If you run this code, you'll see that the outputs are indeed 12 and 20. So, when you define a function, the function is not actually run. A function definition is the act of creating the function, not of using that function. A function definition is just a way to tell the Python interpreter “hey, I made this box that takes these inputs, does this magic thing, and returns this result, and I want you to be aware that this box exists because I'm going to use it at some point in the future”. So on lines 4 and 5, you just define your function, and you tell the Python interpreter about it.
Following that, code lines are executed in normal order, top to bottom, one after the other, until I hit a function execution. On line 7, the Python interpreter sees that you are trying to run the function that you created earlier, so it basically jumps back to the function body. Then, after it assigns to each parameter the values that you passed to the function, it runs the code lines inside the function body one-by-one, in order.

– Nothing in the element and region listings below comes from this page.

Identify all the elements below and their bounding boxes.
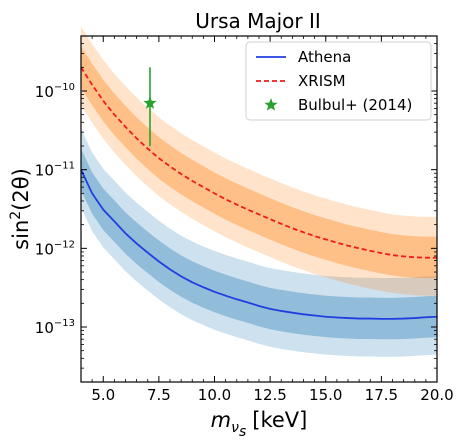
y-axis-label-base: sin [9,220,33,250]
data-points [143,67,157,146]
x-tick-label: 15.0 [309,386,342,404]
y-tick-label: 10−11 [35,161,75,180]
legend-label-xrism: XRISM [298,72,346,90]
athena-inner-band [81,148,437,340]
xrism-median-line [80,66,437,259]
y-tick-label: 10−10 [35,82,75,101]
y-axis-ticks: 10−13 10−12 10−11 10−10 [35,35,437,383]
x-axis-ticks: 5.0 7.5 10.0 12.5 15.0 17.5 20.0 [91,36,454,404]
x-tick-label: 7.5 [147,386,171,404]
x-tick-label: 5.0 [91,386,115,404]
y-axis-label-argument: (2θ) [9,168,33,211]
bulbul-2014-marker [143,96,157,109]
xrism-outer-band [81,26,437,296]
legend-items: Athena XRISM Bulbul+ (2014) [256,48,412,114]
legend-label-bulbul-2014: Bulbul+ (2014) [298,96,412,114]
legend-label-athena: Athena [298,48,351,66]
x-tick-label: 12.5 [253,386,286,404]
y-tick-label: 10−13 [35,318,75,337]
x-axis-label: mνs [keV] [211,408,308,440]
legend-box [245,41,432,121]
x-axis-label-unit: [keV] [252,408,307,432]
xrism-inner-band [81,46,437,279]
x-tick-label: 10.0 [198,386,231,404]
x-tick-label: 17.5 [365,386,398,404]
x-axis-label-subsubscript: s [239,424,246,440]
chart-title: Ursa Major II [195,9,321,33]
legend: Athena XRISM Bulbul+ (2014) [245,41,432,121]
x-axis-label-base: m [211,408,231,432]
y-axis-label: sin2(2θ) [8,168,33,250]
y-tick-label: 10−12 [35,239,75,258]
legend-swatch-bulbul-2014 [264,98,278,111]
athena-outer-band [81,128,437,357]
series-lines [80,66,438,320]
confidence-bands [81,26,437,357]
x-tick-label: 20.0 [420,386,453,404]
x-axis-label-subscript: ν [231,420,239,436]
y-axis-label-superscript: 2 [8,211,24,220]
athena-median-line [80,169,438,320]
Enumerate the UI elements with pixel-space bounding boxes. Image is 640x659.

Once the function finishes, it returns to where it left off, which, in this case, is line 7, and then again continues line-by-line. So, the important thing to remember here is that after a function is run, the program execution returns to the specific line that called the function.
That's all for now as far as functions are concerned. Functions are incredibly powerful building blocks, and you'll use them heavily, so spend some time practicing writing them and using them. In addition to the practice exercises we provide, you can also design your own by challenging yourself to write your own functions and then run them with different parameters.